Having ruled out all the mechanical malfunctions that could cause a C-130 to fall from the sky in that manner, the American team left it to the Board to conclude "the only other possible cause of the accident is the occurrence of a criminal act or sabotage leading to the loss of control of the aircraft".

This conclusion was reinforced when an analysis of chemicals found in plane's wreckage, done by the laboratory of Bureau of Alcohol, Firearms and Tobacco in Washington, found foreign traces of pentaerythritol tertranitrate (PNET), a secondary high explosive commonly used by saboteurs as a detonator, as well as antimony and sulfur, which in the compound antimony sulfide is used in fuses to set off the device. Using these same chemicals, Pakistan ordinance experts reconstructed a low-level explosive detonator which could have been used to burst a flask the size of a soda can which, the Board suggested, probably contained an odorless poison gas that incapacitated the pilots.

But this was as far as the Board of Inquiry could go. It had not had autopsies done on the remains of the crew members to determine if they were poisoned. It acknowledged in its report that it lacked the expertise to investigate criminal acts. What was needed was criminal investigators and interrogators. It thus recommended that the task of finding the perpetrators by turned over to the competent agency, which meant, as one of the investigators explained to me, Pakistan's intelligence service--the ISI.

I also spoke to an American chemical warfare expert about poison gases that could have been used. He explained that Chemical agents capable of knocking a flight crew, while extremely difficult to obtain, are not beyond the reach of any intelligence service, or underground group with connections to one. He also pointed out that a gas capable on insidiously poisoning a whole flight crew (and leaving the pilot's fingers locked on the radio switch) had been used in neighboring Afghanistan.

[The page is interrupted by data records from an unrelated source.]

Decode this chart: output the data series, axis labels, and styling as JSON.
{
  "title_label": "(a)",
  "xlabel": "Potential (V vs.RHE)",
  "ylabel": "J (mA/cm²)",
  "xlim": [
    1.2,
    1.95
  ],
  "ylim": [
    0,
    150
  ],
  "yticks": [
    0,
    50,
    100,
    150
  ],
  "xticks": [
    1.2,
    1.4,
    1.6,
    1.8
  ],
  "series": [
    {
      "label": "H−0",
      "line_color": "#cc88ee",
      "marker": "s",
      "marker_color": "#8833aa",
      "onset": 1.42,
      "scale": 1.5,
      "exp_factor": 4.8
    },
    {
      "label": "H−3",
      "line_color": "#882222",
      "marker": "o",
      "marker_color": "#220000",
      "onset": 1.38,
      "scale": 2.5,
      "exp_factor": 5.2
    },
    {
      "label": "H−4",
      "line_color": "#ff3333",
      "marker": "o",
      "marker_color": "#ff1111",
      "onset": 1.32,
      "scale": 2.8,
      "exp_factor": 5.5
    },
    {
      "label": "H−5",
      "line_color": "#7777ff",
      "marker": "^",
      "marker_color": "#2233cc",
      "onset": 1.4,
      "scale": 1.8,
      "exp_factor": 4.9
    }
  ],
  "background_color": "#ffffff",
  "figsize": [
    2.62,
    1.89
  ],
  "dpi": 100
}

According to the State Department's special report 78 on "Chemical Warfare in Southeast Asia and Afghanistan," which he sent me, corpses of rebel Muejadeen guerrillas were found still holding their rifles in firing positions after being gassed. This showed that they had been the victims of "an extremely rapid acting lethal chemical that is not detectable by normal senses and that causes no outward physiological responses before death." This gas manufactured by the Soviet would have done the trick. But so would American manufactured "VX" nerve gas, according to a scientist at the U.S. Army chemical warfare center in Aberdeen, Maryland. "VX" is odorless, easily transportable in liquid form, and a soda-sized can full would be enough, when vaporized by a small explosion, and inhaled, to causes paralyzes and loss of speech within 30 seconds. According to him, the residue it would leave behind would be phosphorous. And, as it turned out, the chemical analyzes of debris from the cockpit showed heavy traces of phosphorous.